Lestarikan Makanan Tradisional, Pemkab Berau Gelar Lomba Kuliner Suku Bajau

Related Articles

TANJUNG REDEB – Tak hanya Ancur Paddas dan Puncak Rasul, Kabupaten Berau, Kalimantan Timur juga memiliki kuliner khas lain dari suku Bajau, salah satu suku asli di Berau, yaitu Tehe-tehe dan berbagai hidangan laut lainnya. Tehe-tehe biasanya dihidangkan untuk menyambut tamu istimewa.

Untuk melestarikan kuliner khas Bajau tersebut, Pemerintah Kabupaten (Pemkab) Berau menggelar lomba kuliner khas Bajau untuk menyemarakkan Hari Jadi ke-70 Kabupaten Berau dan ke-213 tahun Tanjung Redeb. Lomba kuliner itu juga disertai dengan lomba Tari Dalling kreasi.

Lomba kuliner dan tari yang diikuti puluhan masyarakat umum hingga instansi daerah itu, dilaksanakan di Kampung Tanjung Batu Kecamatan Pulau Derawan.

Seperti diketahui suku asli di Kabupaten Berau terdiri dari Bajau, Berau dan Dayak.

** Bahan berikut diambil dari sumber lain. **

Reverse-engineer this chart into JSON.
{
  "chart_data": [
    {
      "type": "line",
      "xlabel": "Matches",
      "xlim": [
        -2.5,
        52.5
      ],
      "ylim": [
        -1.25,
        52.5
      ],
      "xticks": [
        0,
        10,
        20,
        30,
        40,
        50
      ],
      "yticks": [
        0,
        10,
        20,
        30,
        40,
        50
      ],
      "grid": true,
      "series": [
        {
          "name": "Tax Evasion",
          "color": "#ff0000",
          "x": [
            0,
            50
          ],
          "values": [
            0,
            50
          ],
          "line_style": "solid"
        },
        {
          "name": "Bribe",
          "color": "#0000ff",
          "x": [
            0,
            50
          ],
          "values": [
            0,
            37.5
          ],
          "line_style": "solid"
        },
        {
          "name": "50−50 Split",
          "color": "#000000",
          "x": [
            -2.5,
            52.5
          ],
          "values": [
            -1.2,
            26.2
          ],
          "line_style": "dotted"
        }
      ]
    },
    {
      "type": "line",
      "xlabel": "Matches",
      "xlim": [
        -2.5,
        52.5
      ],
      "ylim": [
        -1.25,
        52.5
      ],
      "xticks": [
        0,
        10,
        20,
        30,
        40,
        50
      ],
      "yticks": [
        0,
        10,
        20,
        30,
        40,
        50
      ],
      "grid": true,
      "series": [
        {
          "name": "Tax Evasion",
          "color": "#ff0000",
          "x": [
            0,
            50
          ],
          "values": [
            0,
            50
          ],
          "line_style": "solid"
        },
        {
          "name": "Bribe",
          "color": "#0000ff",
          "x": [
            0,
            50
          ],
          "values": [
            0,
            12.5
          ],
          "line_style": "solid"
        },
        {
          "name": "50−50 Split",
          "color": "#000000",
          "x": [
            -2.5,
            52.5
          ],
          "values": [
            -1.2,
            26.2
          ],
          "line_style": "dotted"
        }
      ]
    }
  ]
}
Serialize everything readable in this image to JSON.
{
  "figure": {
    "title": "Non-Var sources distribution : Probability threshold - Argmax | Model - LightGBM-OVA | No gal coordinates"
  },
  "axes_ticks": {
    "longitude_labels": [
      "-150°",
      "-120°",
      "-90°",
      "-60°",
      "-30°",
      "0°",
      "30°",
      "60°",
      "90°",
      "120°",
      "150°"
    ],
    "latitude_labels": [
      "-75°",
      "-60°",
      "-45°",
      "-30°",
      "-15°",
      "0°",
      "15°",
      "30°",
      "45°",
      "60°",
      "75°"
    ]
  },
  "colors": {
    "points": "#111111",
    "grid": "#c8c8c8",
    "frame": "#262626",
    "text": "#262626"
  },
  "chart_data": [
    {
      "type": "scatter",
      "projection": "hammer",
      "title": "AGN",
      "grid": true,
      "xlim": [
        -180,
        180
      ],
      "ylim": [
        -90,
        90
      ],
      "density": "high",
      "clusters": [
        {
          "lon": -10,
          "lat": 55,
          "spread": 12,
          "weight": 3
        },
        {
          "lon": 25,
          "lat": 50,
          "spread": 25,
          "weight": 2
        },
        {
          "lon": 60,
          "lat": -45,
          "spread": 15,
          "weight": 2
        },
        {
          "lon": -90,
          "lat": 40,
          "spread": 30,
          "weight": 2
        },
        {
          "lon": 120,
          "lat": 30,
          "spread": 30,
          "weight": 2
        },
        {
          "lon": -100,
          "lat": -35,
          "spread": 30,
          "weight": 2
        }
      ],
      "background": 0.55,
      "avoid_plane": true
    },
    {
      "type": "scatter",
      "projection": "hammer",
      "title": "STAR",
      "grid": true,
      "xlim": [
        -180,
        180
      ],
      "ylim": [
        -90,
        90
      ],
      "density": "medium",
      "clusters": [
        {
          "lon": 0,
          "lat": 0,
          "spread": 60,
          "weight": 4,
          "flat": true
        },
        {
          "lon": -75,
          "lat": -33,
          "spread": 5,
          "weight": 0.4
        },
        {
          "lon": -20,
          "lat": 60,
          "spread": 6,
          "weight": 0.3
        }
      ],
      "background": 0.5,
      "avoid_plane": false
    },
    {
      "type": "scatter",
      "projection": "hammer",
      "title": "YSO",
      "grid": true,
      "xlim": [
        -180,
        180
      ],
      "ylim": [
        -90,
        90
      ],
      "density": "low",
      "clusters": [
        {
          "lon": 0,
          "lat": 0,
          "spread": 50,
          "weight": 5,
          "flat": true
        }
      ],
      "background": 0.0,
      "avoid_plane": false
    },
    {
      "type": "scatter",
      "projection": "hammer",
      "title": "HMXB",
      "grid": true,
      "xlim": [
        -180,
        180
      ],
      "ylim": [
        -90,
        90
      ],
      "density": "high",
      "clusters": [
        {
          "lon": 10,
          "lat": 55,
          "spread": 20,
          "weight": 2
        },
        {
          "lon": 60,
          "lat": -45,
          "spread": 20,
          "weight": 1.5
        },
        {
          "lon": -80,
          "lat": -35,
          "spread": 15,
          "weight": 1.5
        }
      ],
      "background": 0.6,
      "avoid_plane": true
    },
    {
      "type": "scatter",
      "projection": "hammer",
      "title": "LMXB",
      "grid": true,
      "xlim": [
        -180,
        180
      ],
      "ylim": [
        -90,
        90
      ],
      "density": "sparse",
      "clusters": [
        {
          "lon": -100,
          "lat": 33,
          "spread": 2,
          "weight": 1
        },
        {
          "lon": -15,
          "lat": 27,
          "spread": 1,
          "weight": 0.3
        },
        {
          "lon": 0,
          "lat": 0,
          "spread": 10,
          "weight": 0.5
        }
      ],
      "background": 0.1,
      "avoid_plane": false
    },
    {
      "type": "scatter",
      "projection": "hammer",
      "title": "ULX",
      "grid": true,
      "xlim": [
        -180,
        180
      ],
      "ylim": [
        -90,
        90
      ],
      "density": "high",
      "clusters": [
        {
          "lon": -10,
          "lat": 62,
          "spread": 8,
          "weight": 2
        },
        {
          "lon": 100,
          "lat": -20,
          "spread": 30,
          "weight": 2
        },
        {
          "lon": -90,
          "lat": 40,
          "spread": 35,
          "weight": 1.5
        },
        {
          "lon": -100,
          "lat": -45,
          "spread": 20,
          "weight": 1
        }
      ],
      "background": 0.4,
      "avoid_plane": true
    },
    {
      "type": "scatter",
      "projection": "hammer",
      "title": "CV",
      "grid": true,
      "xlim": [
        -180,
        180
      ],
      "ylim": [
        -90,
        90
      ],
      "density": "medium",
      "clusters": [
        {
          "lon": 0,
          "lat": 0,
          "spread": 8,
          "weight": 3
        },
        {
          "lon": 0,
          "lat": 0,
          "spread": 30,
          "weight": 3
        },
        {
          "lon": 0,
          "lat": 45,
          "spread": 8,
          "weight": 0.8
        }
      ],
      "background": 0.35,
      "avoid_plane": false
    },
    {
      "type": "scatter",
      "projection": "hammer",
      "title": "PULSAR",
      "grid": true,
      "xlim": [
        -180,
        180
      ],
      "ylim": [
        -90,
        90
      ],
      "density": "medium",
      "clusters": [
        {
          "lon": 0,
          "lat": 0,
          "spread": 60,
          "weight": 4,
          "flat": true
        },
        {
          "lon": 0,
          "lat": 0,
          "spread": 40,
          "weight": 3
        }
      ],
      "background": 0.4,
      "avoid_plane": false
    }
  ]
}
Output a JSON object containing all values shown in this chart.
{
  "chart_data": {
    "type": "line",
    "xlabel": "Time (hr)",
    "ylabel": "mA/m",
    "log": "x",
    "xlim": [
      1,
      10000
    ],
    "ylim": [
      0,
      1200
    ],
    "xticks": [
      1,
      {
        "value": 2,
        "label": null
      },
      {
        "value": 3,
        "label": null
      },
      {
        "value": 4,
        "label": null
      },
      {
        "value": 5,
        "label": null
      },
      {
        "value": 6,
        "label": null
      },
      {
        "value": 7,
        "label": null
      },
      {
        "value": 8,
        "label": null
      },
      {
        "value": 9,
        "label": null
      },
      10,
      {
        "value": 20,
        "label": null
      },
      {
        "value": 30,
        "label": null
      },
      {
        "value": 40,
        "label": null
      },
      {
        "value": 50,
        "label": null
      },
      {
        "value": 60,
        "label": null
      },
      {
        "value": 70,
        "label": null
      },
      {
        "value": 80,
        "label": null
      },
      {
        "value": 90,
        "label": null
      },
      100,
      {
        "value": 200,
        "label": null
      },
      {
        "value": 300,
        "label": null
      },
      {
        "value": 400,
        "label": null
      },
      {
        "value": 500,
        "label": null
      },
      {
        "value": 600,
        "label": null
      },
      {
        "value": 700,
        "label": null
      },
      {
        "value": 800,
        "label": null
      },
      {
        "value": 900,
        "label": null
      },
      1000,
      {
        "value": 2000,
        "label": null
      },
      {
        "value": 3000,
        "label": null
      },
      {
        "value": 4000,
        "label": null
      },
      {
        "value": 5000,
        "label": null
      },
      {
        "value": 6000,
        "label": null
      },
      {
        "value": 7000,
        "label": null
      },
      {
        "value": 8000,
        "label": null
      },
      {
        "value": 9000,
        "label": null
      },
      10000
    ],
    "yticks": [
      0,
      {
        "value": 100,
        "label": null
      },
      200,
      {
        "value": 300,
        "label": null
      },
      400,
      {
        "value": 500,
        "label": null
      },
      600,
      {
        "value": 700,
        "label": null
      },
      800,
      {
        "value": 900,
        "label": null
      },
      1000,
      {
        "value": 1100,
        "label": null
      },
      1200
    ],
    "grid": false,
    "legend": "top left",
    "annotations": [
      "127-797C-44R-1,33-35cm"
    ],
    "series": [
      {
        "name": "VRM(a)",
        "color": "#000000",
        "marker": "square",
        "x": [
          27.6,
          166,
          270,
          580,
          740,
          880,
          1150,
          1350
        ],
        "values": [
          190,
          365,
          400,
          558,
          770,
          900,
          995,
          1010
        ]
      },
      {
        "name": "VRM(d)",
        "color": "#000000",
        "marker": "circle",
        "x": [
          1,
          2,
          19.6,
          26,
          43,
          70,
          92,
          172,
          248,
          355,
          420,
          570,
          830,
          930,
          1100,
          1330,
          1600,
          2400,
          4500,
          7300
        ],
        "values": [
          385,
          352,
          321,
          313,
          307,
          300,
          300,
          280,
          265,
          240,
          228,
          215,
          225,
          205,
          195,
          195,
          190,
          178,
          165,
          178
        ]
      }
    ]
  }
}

Sebelumnya telah dilaksanakan lomba kuliner khas Suku Berau, berupa Ancur Paddas atau bubur pedas dan Puncak Rasul atau ketan yang disusun tiga tingkat seperti tumpeng yang datar.

“Sebagaimana telah dilakukan di Tanjung Redeb, kali ini lomba kuliner giliran khas Suku Bajau yang dilaksanakan di Tanjung Batu,” tutur Bupati Berau Sri Juniarsih saat membacakan sambutannya, Kamis (21/9/2023).

Baca Juga:   Maratua Jazz and Dive Fiesta 2023, Satu-satunya Konser Jazz di Tepi Pantai
Bupati Berau Sri Juniarsih saat memegang makanan khas Suku Bajau, Tehe-tehe.  (Foto : Amnil Izza/Event Nusantara)

 

Ia ingin ke depan tidak hanya masyarakat Kabupaten Berau yang menyaksikan lomba kuliner maupun Tari Dalling kreasi ini, tapi juga masyarakat dari luar daerah. Sehingga, menjadi daya tarik kuliner serta budaya bagi daerah pesisir.

“Efeknya tentu akan bisa mengangkan ekonomi masyarakat. Apalagi Tanjung Batu dikenal dengan wisata dan berbagai kuliner lautnya,” terangnya.

Seperti udang ronggeng dan kepiting yang diakui Sri Juniarsih tidak mudah untuk mendapatkan. Olahan hasil laut itu katanya, perlu dikembangkan termasuk kebudayaan yang ada di pesisir jangan sampai tergerus oleh zaman.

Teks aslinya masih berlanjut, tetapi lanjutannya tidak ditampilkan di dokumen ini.